Старший лейтенант Земляков сунул портфель — по правде говоря, не особо секретный и важный — сидящему в кузове машинки водителю-«сменщику» Мезиной, запрыгнул на «командирское» сиденье. Катерина дала газ, вертя «баранку», поинтересовалась:
— Опять припахали?
— Это я сознательность проявляю и креплю горизонтальные связи с соседями. Собственно, что сложного — после улаживания наших дел пару документов просмотрел. А ты как? Вспомнились навыки вождения?
— В целом, да.
Вела машину товарищ Мезина весьма осторожно, если не сказать, щепетильно — никаких рискованных маневров и обгонов по обочине, хотя здесь лихостью водители слегка злоупотребляли. Ну и права Катерина — серьезно рисковать еще придется, от этого никуда не денешься.
А артиллерия все грохотала и грохотала. Евгений представлял, что там сейчас творится: и на наших огневых, и на немецких позициях, под многометровыми сводами фортов, в казематах и дотах, в полевых блиндажах и траншеях. Возможно, старший лейтенант Земляков представлял это лучше многих, поскольку точно знал ход ближайших событий и результаты нашей артподготовки.
Штурм будет тяжелым, кровопролитным, но в целом быстрым и удачным.
Всё это верно, вот только «знать» и «участвовать» — немного разные вещи. Пока опергруппы ждут в тылу, их черед придет чуть позже. Пока приходится ковыряться с бюрократией и бороться с нервами.
Сотрясаясь на не особо удобном сидении «доджа», Евгений вспомнил, что бездельничать лично ему придется не так уж долго, и начал нервничать. Все же работа с документами, да и оперативная — дело довольно привычное, а ответственные выступления перед серьезной аудиторией — совсем иной уровень ответственности. Земляков покосился на водительшу:
— Слушай, а ты вообще не нервничаешь?
— По поводу дороги? Да, разбили порядком. Все же танки, они… — заворчала Катерина.

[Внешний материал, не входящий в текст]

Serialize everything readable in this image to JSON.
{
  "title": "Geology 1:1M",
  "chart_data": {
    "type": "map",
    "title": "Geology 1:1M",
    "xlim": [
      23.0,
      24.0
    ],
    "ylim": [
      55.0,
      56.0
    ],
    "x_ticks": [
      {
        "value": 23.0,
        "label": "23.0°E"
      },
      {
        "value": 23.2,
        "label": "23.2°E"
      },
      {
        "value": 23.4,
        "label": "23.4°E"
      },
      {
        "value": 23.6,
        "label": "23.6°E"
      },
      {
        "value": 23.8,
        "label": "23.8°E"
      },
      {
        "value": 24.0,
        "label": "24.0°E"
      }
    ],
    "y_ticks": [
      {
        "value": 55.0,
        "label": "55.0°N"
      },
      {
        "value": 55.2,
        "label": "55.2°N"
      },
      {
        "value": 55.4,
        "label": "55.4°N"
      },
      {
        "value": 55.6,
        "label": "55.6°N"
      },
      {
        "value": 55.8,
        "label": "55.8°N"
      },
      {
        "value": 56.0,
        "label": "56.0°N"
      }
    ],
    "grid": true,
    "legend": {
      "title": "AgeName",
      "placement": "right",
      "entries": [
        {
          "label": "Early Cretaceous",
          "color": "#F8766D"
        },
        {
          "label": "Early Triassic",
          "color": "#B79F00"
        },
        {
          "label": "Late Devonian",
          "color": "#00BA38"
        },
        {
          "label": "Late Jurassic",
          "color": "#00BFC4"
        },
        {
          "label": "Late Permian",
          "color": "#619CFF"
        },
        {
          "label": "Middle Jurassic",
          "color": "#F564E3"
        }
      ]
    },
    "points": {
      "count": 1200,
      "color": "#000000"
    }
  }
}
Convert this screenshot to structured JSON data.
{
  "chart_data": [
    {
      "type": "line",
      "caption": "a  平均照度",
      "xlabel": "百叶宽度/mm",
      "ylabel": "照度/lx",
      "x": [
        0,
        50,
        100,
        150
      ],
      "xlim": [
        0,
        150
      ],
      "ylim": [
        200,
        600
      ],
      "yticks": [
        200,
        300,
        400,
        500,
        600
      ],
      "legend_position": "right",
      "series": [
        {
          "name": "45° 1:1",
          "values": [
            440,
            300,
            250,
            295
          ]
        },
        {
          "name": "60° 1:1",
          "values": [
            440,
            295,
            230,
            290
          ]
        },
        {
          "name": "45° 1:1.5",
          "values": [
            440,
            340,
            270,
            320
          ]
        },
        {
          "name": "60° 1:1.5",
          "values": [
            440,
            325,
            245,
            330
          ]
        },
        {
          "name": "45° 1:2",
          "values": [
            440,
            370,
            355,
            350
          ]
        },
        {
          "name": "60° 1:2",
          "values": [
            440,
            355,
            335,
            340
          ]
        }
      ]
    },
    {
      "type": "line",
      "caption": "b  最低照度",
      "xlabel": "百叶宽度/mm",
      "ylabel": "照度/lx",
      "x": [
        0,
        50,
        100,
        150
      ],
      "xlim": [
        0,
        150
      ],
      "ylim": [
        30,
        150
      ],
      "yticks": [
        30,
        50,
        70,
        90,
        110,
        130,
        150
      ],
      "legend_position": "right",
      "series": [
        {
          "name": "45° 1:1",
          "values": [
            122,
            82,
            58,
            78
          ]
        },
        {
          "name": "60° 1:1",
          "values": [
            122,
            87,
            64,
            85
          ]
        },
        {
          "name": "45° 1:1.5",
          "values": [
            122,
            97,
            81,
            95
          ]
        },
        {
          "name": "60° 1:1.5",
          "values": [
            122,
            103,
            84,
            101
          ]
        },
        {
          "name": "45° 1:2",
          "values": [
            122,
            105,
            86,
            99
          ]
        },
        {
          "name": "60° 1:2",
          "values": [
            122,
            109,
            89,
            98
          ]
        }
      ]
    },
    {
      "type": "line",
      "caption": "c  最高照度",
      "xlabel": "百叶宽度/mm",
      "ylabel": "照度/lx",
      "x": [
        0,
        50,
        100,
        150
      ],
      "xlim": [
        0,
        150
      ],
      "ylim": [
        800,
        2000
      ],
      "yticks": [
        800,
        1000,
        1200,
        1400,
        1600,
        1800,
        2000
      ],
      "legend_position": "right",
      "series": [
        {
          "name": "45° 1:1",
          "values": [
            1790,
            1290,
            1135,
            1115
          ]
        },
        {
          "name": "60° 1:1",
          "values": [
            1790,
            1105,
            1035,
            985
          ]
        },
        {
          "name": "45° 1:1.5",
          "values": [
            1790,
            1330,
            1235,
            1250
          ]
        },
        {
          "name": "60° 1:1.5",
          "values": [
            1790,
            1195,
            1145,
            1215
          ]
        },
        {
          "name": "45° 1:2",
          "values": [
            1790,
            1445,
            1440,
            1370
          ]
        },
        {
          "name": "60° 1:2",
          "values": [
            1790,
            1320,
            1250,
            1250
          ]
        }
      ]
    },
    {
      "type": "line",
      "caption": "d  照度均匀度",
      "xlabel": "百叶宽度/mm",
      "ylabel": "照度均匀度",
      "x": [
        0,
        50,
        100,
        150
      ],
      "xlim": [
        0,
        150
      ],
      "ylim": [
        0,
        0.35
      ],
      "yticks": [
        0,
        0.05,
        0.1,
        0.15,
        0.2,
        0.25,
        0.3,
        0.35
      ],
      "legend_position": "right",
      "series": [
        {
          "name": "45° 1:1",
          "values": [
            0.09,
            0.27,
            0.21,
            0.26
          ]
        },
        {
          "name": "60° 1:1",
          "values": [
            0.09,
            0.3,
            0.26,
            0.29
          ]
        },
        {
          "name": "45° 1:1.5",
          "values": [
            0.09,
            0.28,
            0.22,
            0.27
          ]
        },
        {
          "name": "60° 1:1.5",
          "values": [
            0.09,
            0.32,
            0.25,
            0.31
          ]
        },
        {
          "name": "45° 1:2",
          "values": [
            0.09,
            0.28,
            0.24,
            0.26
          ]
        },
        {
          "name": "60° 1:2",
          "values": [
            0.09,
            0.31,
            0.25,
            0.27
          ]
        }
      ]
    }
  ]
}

— Хорош издеваться, фиг с ними, с танками. Я про совещание. Все же судьбоносное мероприятие, впервые для широкой аудитории и всякое такое.
— А, в смысле — «впервые на арене»…. Это конечно. Сначала казалось, что не надо было такое выступление именно мне поручать. С другой стороны… Я действительно лучше многих знаю и понимаю. Если напортачу, так ты потом в стенограмме поправишь.
— Не-не, стенограмма — это уже не ко мне. Обязан сосредоточиться, не отвлекаться. Откровенно говоря, мандражирую.
— Пройдет. Тему ты знаешь, карта будет висеть, потыкаешь указкой, изложишь лучшим образом. Ты на этом деле собаку съел. Оперативную. И самую крупную, что странно, учитывая твою штатную должность. Нормально пройдет, Женя.